Articulistas

Nosso governo gasta muito e mal

Pedro Grava Zanotelli
| Tempo de leitura: 3 min

Relatório do Banco Mundial disse o que todos sabemos, que o nosso governo gasta muito e mal os recursos públicos. De prefeituras à União, além dos roubos, como 'nunca antes neste país', o dinheiro público é desperdiçado.

Se pudéssemos separar de todos os pagamentos efetuados pelo governo, nos três níveis, as parcelas que representassem os valores corretamente apropriados de obras, serviços, equipamentos, materiais, salários e benefícios das parcelas que representam desperdício devido à ineficiência, ao descaso com o bem público, à irresponsabilidade na tomada de decisões enfim, se pudéssemos separar o corretamente necessário do desperdiçado, com certeza provaríamos que os tributos que pagamos poderiam ser bem menores.

Dias atrás a TV mostrou o péssimo estado de ambulâncias de Marília, que o próprio motorista chamou de 'lixo'. Infelizmente não é um caso isolado. Por que ambulâncias, ônibus escolares e outros veículos públicos ficam arrebentados? Gastar pneus, amortecedores, freios, eventuais acidentes etc. são coisas que acontecem com todos, mas ficar com bancos, faróis, lanternas, retrovisores, portas e motor arrebentados, só pode ser desleixo, irresponsabilidade. De quem? Do motorista?

Sim, mas não só dele, porque acima dele existem chefe e diretor recebendo gratificação de função para garantirem a execução dos serviços e o bom uso dos bens públicos. Neste caso as despesas de reparo ou substituição e as gratificações de chefia podem ser classificadas como desperdício, por falta de cumprimento das obrigações.

Casos da mesma natureza e em maior proporção ocorrem com obras e equipamentos públicos - escolas, centros de saúde, hospitais e outras instalações públicas, móveis e aparelhos como raio x, equipo odontológico etc, tudo em petição de miséria.

Construções são abandonadas depois de prontas e outras interrompidas depois de ter consumido quase toda a verba empenhada.

Grandes obras de rodovias, ferrovias e portos, há anos são um saco sem fundo consumindo verbas gigantescas.

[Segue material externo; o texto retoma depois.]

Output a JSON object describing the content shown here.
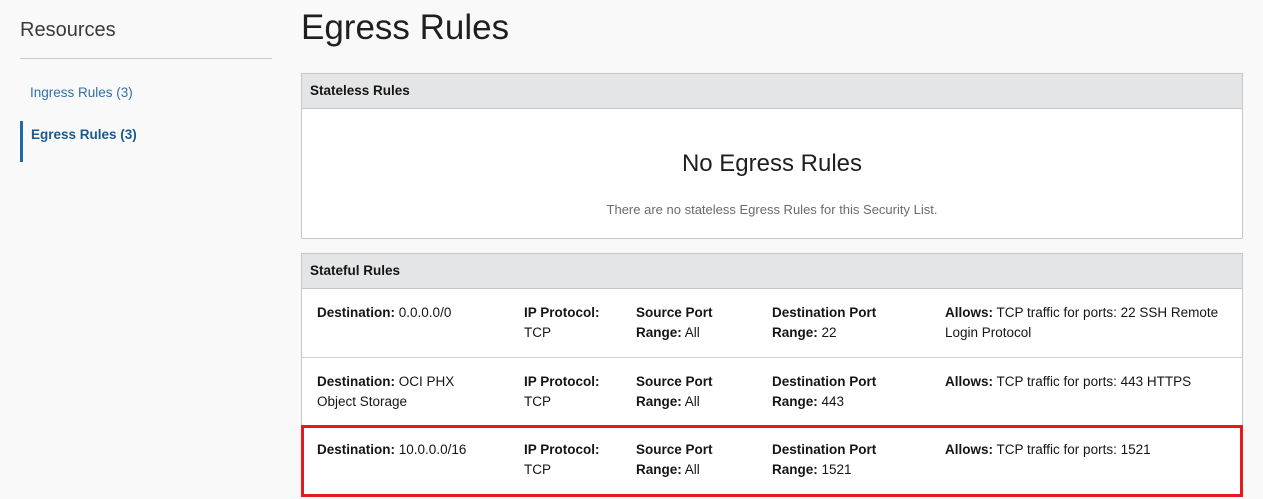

Também aqui existem chefes, inclusive de níveis altos, com salários e gratificações tão interessantes, que são o motivo das disputas dos partidos políticos para se aparelharem com a nomeação de apadrinhados.

Além do desperdício com a nomeação de incompetentes ocorrem os desvios de dinheiro público com as licitações dirigidas.

O número excessivo de parlamentares com altos subsídios, gratificações e um pacote de 'aspones' é outro sorvedouro de recursos.

Pesquisa feita pelo professor Leonardo Sales, da Universidade de Brasília, com 4.661 matérias que viraram leis em 26 Assembleias Estaduais, mostrou que cada lei teve um custo médio de R$ 4 milhões para os contribuintes.

E veja o nível das leis: criação do dia da mulher cristã; criação do dia das artes mágicas etc. Imagine uma pesquisa semelhante no Congresso Nacional e nas mais de 5.500 Câmaras Municipais!

Além dos parlamentares existem algumas categorias de servidores públicos, nos três poderes, com salários altos, com incorporação de gratificações e aposentadoria integral também pesando muito na despesa publica.

Tamanha despesa, entretanto, não tem sido bastante para evitar que a população sofra e reclame pela insuficiência ou falta dos serviços de segurança, saúde, educação, transporte, moradia e saneamento básico.

Na administração publica tudo se arrasta - projetos de lei importantíssimos, inclusive de lei complementar à Constituição, permanecem intocados no Congresso; processos, também importantes, ficam repousando indefinidamente nos tribunais e nos arquivos dos ministérios.

E enquanto a população e as empresas reclamam por menos impostos e melhores serviços eles reclamam por mais recursos e melhores salários.

De que adianta a Constituição Federal de 1988 estabelecer que a administração pública direta e indireta de qualquer dos poderes da União, dos Estados, do Distrito Federal e dos Municípios obedecerá aos princípios de legalidade, impessoalidade, moralidade, publicidade e eficiência, se aqueles que são eleitos para governar, em nome dela, acabam invertendo o sentido de todos esses princípios, agindo com ilegalidade, no interesse pessoal, na imoralidade, com ineficiência e fazendo publicidade com mentiras eleitoreiras.

Daí que o resultado só pode ser esse.

O autor é ex-presidente da Ordem dos Velhos Jornalistas de Bauru.